I imagined and wrote so many stories over the years. One story continued. I wrote of a brother and sister escaping a house fire. It was set in the old west. I was pretty into Legends of the Fall and Brad Pitt and what not. Also, I may or may not have listened to the soundtrack while writing. Anyways. The siblings lost their parents and depended on one another as they did not know who else they could trust. I didn’t know it at the time, but this story encompassed so much of what I was feeling in my own family. My parents loved us and also had difficulty hiding their problems. Villains were clear in the story...people in life that I did not trust showed up here.
I shared this story for the first time in a creative writing class. The professor had just shared her own short story, which involved a fire. My classmates didn’t believe me when I said I had been writing this story over and over for years. They assumed it was unoriginal and yawned at the theme of fire. I remember feeling embarrassed and invalidated.

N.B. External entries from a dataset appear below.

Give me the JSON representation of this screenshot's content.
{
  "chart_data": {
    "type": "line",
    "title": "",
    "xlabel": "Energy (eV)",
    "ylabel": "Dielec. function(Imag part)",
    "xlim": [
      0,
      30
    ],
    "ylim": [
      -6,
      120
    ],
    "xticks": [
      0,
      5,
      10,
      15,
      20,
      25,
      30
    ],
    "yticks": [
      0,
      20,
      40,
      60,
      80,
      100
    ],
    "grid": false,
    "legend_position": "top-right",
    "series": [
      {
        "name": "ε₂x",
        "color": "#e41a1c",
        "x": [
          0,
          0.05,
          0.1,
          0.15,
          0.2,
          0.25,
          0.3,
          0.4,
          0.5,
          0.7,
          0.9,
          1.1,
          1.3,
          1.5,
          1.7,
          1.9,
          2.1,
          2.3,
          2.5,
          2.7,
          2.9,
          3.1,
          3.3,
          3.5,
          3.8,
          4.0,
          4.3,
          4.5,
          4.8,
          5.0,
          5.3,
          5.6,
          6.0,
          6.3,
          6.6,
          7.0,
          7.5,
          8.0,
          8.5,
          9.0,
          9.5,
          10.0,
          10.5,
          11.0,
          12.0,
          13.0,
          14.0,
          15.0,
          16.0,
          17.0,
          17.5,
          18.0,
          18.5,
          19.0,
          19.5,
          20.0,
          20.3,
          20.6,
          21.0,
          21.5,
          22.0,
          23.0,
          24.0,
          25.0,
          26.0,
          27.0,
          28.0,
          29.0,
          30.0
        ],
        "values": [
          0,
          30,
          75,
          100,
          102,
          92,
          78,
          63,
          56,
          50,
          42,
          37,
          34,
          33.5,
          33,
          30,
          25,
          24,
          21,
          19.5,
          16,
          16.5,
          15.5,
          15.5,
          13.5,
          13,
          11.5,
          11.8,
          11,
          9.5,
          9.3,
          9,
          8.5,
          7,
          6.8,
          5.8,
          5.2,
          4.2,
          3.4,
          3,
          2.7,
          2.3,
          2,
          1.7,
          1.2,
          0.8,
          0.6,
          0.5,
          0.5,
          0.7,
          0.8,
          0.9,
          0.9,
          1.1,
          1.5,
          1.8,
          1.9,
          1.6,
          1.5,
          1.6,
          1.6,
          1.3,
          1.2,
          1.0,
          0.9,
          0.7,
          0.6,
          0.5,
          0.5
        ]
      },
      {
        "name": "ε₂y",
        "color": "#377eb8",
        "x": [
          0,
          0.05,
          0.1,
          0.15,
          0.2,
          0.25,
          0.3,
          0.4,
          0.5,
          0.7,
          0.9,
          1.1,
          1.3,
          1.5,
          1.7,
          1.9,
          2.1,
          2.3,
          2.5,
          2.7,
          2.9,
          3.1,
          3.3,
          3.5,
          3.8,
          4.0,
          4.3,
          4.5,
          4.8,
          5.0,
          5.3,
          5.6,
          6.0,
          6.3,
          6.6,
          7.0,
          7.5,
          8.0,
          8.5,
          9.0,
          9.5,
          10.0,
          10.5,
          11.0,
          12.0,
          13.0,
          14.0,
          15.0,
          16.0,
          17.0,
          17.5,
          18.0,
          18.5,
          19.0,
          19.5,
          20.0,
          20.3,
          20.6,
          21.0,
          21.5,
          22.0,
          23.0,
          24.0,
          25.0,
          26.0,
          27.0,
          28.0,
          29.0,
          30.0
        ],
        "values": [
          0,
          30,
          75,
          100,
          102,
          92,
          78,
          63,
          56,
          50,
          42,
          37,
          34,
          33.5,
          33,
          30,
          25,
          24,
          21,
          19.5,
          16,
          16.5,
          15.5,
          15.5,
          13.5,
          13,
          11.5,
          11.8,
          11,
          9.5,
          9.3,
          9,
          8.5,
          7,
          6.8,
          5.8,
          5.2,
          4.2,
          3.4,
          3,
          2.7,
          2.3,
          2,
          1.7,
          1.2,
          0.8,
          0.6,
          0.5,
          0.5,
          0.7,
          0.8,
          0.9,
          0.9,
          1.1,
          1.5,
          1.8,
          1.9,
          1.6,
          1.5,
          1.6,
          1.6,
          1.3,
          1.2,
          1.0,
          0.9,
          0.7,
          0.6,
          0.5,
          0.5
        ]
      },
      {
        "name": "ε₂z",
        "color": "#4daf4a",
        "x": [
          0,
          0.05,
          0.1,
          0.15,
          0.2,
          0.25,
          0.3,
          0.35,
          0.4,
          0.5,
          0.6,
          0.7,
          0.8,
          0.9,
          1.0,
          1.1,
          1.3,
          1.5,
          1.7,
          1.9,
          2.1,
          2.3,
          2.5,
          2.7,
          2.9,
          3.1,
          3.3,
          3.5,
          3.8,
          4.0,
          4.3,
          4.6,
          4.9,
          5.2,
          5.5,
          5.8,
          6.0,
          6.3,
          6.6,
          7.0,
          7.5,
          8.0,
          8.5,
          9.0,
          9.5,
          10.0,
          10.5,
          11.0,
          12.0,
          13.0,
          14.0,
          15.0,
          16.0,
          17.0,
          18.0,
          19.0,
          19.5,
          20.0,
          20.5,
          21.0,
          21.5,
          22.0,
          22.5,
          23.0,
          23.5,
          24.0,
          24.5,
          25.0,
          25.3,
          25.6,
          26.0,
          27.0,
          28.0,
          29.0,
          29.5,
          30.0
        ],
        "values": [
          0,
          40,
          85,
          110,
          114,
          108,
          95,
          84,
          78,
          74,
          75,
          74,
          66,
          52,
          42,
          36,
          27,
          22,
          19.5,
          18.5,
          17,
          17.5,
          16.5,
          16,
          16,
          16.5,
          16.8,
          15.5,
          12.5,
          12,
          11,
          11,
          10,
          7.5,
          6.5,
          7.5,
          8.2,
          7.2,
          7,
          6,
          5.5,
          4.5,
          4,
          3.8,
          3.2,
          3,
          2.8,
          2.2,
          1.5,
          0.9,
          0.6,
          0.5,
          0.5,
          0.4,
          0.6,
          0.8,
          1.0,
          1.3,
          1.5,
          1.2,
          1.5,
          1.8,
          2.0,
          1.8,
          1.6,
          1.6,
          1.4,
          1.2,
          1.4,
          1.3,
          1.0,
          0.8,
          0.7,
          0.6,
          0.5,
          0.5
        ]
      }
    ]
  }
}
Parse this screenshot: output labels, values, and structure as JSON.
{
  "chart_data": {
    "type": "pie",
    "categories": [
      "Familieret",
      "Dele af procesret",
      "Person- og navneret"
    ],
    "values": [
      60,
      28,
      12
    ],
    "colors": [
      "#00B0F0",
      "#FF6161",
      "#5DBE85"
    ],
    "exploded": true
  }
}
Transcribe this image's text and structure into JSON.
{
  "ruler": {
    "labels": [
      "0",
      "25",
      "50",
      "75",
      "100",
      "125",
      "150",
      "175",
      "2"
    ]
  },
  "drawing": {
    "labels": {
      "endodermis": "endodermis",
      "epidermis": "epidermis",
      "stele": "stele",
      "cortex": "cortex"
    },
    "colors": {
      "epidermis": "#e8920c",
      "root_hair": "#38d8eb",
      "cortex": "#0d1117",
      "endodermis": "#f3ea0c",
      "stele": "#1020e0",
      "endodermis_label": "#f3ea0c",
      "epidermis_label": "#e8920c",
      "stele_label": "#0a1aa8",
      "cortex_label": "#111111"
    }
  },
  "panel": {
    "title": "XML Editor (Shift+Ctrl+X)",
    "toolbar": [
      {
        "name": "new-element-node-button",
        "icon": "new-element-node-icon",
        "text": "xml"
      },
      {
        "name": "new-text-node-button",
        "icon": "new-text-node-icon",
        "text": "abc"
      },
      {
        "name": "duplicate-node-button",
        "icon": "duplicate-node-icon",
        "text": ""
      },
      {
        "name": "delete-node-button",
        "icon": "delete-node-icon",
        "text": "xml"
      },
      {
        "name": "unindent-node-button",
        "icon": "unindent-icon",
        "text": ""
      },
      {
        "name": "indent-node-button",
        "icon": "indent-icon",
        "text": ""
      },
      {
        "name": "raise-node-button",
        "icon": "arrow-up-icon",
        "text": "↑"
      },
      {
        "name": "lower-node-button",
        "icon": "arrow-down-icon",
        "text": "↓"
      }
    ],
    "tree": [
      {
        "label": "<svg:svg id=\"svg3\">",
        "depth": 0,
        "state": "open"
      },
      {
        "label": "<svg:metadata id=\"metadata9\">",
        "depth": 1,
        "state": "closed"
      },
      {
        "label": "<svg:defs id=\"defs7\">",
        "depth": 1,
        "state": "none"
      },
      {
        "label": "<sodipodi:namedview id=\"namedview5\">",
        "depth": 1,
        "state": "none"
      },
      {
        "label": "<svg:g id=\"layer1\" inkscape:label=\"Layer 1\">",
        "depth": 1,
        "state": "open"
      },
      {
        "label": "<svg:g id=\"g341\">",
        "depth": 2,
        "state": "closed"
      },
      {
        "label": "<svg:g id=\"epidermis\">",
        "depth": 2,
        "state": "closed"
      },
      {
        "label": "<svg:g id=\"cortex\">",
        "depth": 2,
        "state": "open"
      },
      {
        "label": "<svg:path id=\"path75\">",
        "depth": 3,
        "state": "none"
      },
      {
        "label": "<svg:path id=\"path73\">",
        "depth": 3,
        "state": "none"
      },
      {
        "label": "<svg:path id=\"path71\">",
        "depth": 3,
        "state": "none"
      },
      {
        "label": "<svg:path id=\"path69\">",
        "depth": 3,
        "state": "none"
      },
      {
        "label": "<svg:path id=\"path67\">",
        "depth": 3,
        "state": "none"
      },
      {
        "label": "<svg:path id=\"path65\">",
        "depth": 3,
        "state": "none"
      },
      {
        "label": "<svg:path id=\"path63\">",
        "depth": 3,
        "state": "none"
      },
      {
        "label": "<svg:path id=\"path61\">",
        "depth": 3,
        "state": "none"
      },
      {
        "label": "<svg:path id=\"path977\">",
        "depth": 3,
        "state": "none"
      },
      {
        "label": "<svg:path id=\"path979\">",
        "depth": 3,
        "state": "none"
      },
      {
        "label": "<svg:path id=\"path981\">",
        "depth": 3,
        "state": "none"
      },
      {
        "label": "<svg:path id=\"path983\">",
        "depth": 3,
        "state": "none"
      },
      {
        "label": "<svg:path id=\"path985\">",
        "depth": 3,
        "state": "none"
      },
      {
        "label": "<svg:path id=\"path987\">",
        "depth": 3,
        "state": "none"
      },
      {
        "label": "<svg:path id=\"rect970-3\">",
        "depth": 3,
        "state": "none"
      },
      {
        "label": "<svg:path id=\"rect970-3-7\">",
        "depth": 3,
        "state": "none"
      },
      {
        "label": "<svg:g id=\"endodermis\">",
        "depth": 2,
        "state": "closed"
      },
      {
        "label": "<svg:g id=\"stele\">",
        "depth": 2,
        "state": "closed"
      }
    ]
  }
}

I stopped writing the story when my brother disappeared from my life. It was too painful to consider the story with just my heroine escaping the flames, with no one to trust and no one to turn to. The thought of finishing the story without him in it was unbearable. How on earth would she ever make it alone? The whole thing went up in flames.
Now that I am writing again, my heart is swelling with stories and the beauty of their meaning. I am filled with a love for truth that is woven into the fiber of our experiences.
Jesus was a storyteller. He introduced us to characters we could relate to, stories that seemed familiar, and themes that felt as though they were taken from the pages of our own book.
That story was important to me. It was a way to say, "Hey! I don't think we're doing okay here!" and "I'm not sure we should trust them." As a child, my voice was small. But in that story, I fought fire and stood tall against my enemies.
Tell the story. Write the truth. Be right where you are. Live passionately with the gifts you have been given. Recall a time where you were filled with life and consider what fueled you. It may have been as far back as childhood, when your cares were less. What cares are holding you back now? Tend to them. Where do you find healing? For me, it's always God. A different route, but always the same destination.
It is in our nature to tell stories, whether written or spoken. It is in our nature to be known. It is not in our nature to go up in flames.